Разговор наш переходил с одной темы на другую, а работать мы все еще не начинали. Меня это беспокоило: становилось поздно, а мне далеко было возвращаться. Матери моей я обещала вернуться домой прямо от Достоевского и теперь боялась, что она станет обо мне беспокоиться. Мне казалось неудобным напомнить Федору Михайловичу о цели моего прихода к нему, и я очень обрадовалась, когда он сам о ней вспомнил и предложил мне начать диктовать. Я приготовилась, а Федор Михайлович принялся ходить по комнате довольно быстрыми шагами, наискось от двери к печке, причем, дойдя до нее, непременно стучал об нее два раза. При этом он курил, часто меняя и бросая недокуренную папиросу в пепельницу, стоявшую на кончике письменного стола.
Продиктовав несколько времени, Федор Михайлович попросил меня прочесть ему написанное и с первых же слов меня остановил:
– Как «воротилась из Рулетенбурга»? Разве я говорил про Рулетенбург?
– Да, Федор Михайлович, вы продиктовали это слово.
– Не может быть!
– Позвольте, имеется ли в вашем романе город с таким названием?
– Да. Действие происходит в игорном городе, который я назвал Рулетенбургом.
– А если имеется, то вы, несомненно, это слово продиктовали, иначе откуда бы я могла его взять?
– Вы правы, – сознался Федор Михайлович, – я что-то напутал.

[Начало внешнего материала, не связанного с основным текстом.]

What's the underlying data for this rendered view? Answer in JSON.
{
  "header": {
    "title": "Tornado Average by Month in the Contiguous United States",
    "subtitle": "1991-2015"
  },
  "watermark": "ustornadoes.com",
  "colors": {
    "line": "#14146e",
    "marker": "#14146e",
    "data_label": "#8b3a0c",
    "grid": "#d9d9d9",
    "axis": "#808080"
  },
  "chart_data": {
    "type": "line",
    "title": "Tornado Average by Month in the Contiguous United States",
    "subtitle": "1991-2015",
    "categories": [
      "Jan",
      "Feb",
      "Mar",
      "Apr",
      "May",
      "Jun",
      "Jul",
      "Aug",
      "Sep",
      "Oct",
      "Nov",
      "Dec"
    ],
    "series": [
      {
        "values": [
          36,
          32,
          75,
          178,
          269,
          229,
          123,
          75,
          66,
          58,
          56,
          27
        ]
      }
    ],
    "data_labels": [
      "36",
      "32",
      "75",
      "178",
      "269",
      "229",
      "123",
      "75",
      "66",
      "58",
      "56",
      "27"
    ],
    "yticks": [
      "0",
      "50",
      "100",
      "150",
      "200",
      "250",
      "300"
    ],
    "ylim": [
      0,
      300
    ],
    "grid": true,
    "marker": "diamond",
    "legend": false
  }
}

Я была очень довольна, что недоразумение разъяснилось. Думаю, что Федор Михайлович был слишком поглощен своими мыслями, а может быть, за день очень устал, оттого и произошла ошибка. Он, впрочем, и сам это почувствовал, так как сказал, что не в состоянии больше диктовать, и просил принести продиктованное завтра к двенадцати часам. Я обещала исполнить его просьбу.
Пробило одиннадцать, и я собралась уходить. Узнав, что я живу на Песках, Федор Михайлович сказал, что ему ни разу еще не приходилось бывать в этой части города и он не имеет понятия, где находятся Пески. Если это далеко, то он может послать свою прислугу проводить меня. Я, разумеется, отказалась. Федор Михайлович проводил меня до двери и велел Федосье посветить мне на лестнице.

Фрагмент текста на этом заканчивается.